VantageCloud Lake on AWS: Network configuration

This post contains a cheat sheet summarising the key elements of the network setup you must choose to connect your Teradata VantageCloud Lake instance on AWS with your account. It also describes the AWS services Teradata supports for the connections. Below, you can find an explanation of all of them.

Teradata VantageCloud Lake on AWS - Cheat Sheet for Networking options

You can download a high-resolution network cheat sheet for VantageCloud Lake on AWS in a repository in my GitHub account.

Network components in detail

AWS Connectivity Options for VantageCloud Lake

On Prem-to-Cloud connection

AWS Direct Connect

An AWS Direct Connect links an internal network to an AWS Direct Connect location over a standard Ethernet fibre-optic cable.

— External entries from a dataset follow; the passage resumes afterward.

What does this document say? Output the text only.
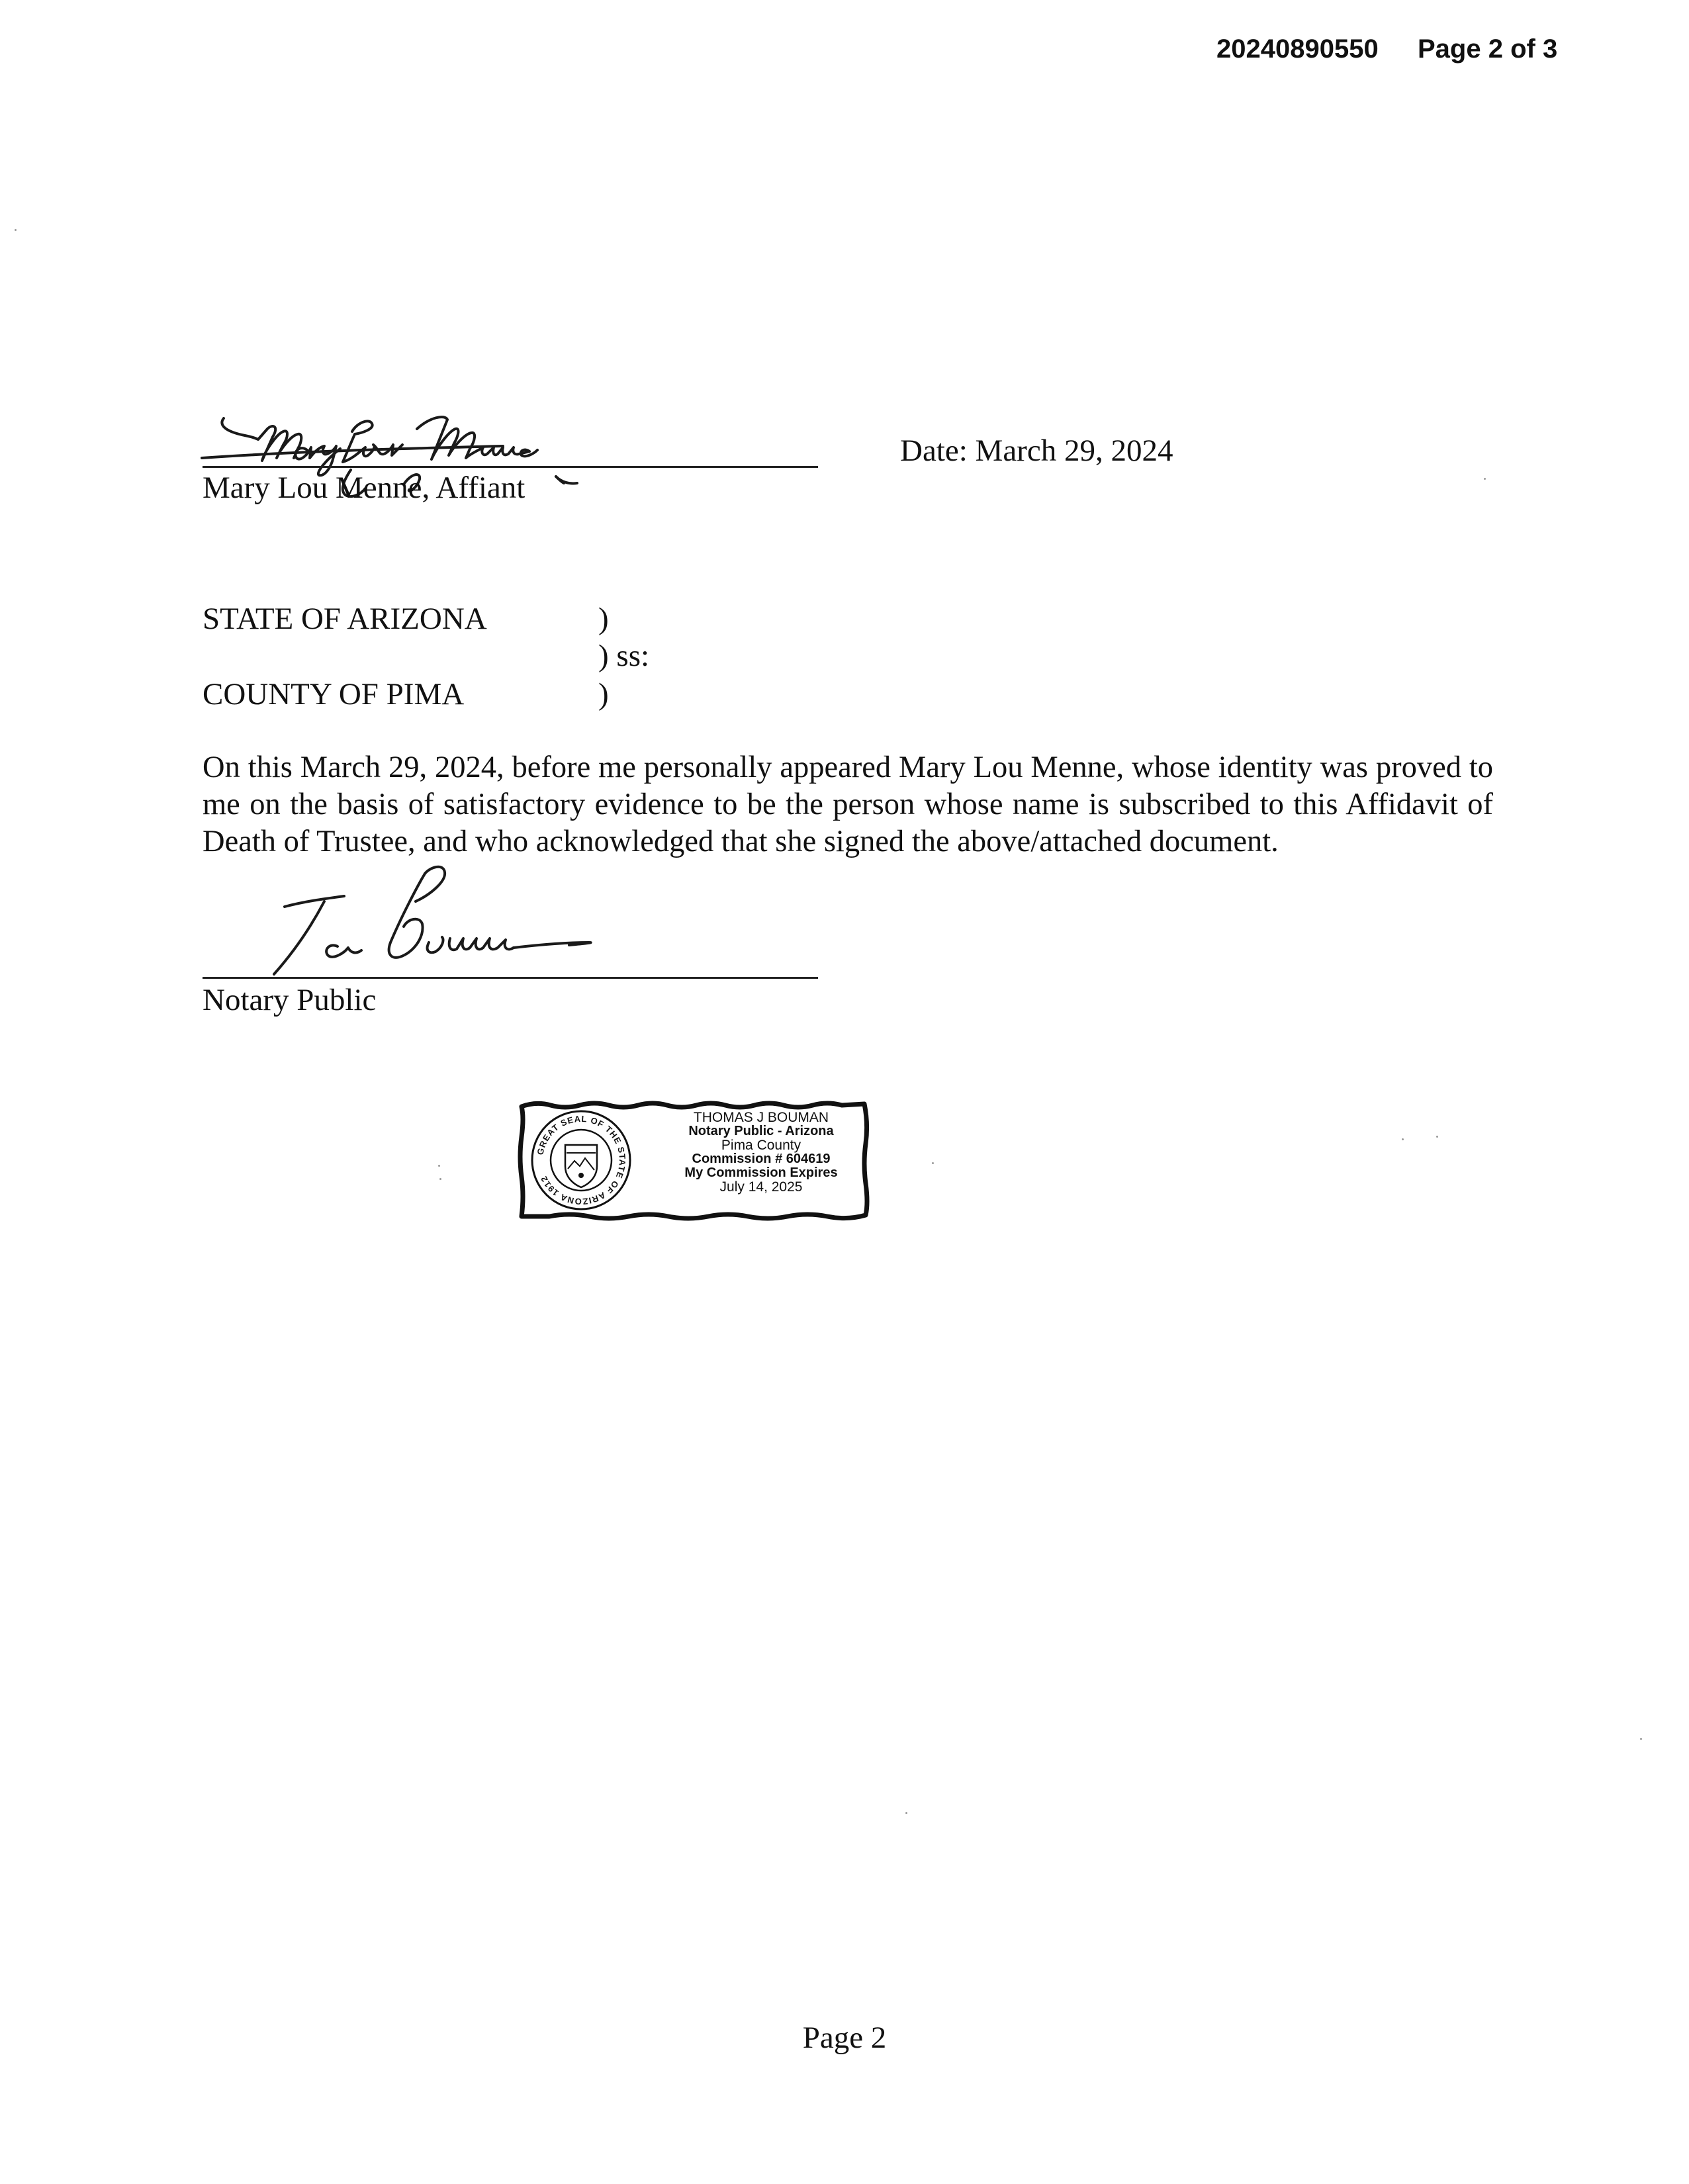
20240890550 Page 2 of 3
Mary Lou Menne, Affiant
Date: March 29, 2024
STATE OF ARIZONA	)
) ss:
COUNTY OF PIMA	)
On this March 29, 2024, before me personally appeared Mary Lou Menne, whose identity was proved to me on the basis of satisfactory evidence to be the person whose name is subscribed to this Affidavit of Death of Trustee, and who acknowledged that she signed the above/attached document.
Notary Public
GREAT SEAL OF THE STATE OF ARIZONA 1912
THOMAS J BOUMAN
Notary Public - Arizona
Pima County
Commission # 604619
My Commission Expires
July 14, 2025
Page 2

One end of the cable is connected to one of your routers, and the other is to an AWS Direct Connect router. From this connection, you can create virtual interfaces to public AWS services (e.g., Amazon S3) or a VPC, bypassing internet service providers in the network path.

AWS Direct Connect is available starting at 50 Mbps and scaling up to 100 Gbps. Thus, you must know what bandwidth you’ll need to plan for migrations and regular operations with VantageCloud Lake on AWS.

There are two types of AWS Direct Connect connections:

  • Dedicated Connection: A physical Ethernet connection associated with a single customer. Available port speeds are 1 Gbps, 10 Gbps, and 100 Gbps.
  • Hosted Connection: A physical Ethernet connection that an AWS Direct Connect Partner (e.g., Megaport) provisions on behalf of a customer. Available port speeds range from 50 Mbps to 10 Gbps.

Every type of connection has different limitations.

Regarding security, the AWS Direct Connect does not encrypt traffic by default because it is a private circuit; i.e., data does not flow over the public internet.

To encrypt data over a Direct Connect, you can:

  • Configure application-level encryption (e.g., TLS 1.2 encryption for TTU drivers),
  • Deploy an AWS Site-to-Site VPN over the Direct Connect to create an IPsec-encrypted tunnel, or
  • Leverage MACsec for Layer 2 encryption over a Dedicated Direct Connect. This service is only available in specific locations and at high bandwidths; consult the AWS documentation.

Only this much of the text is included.